Loss of Betz cells in primary motor cortex and degeneration of corticospinal tract in the brainstem and spinal cord may be responsible for spastic paraparesis in VarAD patients [5, 13]. Because there was no visible amyloid-β and tau pathology in the corticospinal tract in the brainstem and spinal cord, spastic paraparesis was attributed to intracerebral amyloid-β and tau pathology [5].
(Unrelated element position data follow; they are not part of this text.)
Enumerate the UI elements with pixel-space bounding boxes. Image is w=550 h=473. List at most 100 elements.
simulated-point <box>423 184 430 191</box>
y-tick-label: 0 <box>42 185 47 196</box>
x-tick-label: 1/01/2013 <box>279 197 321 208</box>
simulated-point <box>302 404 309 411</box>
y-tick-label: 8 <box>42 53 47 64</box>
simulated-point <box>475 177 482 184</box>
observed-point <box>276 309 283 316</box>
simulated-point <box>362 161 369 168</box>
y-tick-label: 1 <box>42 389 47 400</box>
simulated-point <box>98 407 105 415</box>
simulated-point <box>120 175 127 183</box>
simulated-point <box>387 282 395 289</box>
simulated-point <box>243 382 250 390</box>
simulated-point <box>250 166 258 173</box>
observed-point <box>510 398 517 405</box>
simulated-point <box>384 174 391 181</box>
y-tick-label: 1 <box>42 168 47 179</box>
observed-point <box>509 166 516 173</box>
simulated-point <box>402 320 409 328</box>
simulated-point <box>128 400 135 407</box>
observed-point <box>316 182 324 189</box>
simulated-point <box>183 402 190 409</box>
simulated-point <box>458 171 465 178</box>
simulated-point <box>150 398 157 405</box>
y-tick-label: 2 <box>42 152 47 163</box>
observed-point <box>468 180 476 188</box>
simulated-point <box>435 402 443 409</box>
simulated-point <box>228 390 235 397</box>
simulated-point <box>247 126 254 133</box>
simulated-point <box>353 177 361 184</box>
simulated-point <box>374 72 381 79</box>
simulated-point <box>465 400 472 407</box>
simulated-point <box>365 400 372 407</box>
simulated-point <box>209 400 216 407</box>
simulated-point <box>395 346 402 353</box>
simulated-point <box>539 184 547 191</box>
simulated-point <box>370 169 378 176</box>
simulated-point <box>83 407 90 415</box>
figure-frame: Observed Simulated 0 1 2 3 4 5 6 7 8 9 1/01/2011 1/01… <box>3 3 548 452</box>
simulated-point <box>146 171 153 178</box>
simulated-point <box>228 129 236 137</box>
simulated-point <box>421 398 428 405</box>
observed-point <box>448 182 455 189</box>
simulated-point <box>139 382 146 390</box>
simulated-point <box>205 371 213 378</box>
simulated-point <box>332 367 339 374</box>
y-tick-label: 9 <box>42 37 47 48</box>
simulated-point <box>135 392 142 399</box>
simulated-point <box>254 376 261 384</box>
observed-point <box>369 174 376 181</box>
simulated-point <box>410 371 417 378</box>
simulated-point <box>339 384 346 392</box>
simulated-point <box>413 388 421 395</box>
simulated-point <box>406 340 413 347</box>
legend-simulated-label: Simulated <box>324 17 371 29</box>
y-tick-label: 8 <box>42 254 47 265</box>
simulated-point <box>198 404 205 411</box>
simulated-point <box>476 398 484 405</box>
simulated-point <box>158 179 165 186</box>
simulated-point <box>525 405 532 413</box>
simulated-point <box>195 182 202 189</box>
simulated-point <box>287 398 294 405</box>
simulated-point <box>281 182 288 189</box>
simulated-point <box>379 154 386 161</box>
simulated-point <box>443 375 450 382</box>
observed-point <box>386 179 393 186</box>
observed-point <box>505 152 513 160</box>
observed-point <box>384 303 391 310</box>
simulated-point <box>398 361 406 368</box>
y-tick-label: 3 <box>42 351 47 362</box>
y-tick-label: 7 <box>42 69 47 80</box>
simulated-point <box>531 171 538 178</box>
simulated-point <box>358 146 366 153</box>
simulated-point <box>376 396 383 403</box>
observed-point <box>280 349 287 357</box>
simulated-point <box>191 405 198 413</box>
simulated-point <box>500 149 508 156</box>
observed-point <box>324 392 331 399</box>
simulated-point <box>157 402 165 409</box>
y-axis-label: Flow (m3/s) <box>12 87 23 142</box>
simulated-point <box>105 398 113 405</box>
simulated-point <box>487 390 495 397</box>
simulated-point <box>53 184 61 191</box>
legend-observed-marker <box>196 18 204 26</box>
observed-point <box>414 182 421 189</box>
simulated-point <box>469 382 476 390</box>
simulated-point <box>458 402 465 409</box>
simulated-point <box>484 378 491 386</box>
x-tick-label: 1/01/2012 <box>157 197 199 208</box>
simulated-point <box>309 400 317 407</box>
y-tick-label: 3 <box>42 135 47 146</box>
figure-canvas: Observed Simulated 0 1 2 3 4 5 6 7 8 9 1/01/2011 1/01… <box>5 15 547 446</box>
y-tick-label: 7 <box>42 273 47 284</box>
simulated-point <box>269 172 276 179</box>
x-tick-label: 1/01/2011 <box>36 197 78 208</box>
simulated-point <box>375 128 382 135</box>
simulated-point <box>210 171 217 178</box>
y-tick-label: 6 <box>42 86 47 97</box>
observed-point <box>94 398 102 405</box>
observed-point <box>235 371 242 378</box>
Our VarAD patient showed asymmetric upper motor neuron signs more severely affecting the left side. He had symmetrically increased amyloid binding in the cerebral cortex, but the involvement of primary motor cortex was less prominent than in the AD. Unlike the AD patients, amyloid binding was prominently increased in the striatum and cerebellar cortex, which play role in motor control. Our patient also showed prominently increased tau binding in the primary motor cortex, which is final common pathway of motor output. Moreover, the binding was asymmetrically increased in the right primary motor cortex contralateral to the body side more severely affected by spasticity. Therefore, we suspect that upper motor neuron dysfunctions seem to be associated with excessive accumulation of abnormal tau protein in the primary motor cortex rather than amyloid-β accumulation.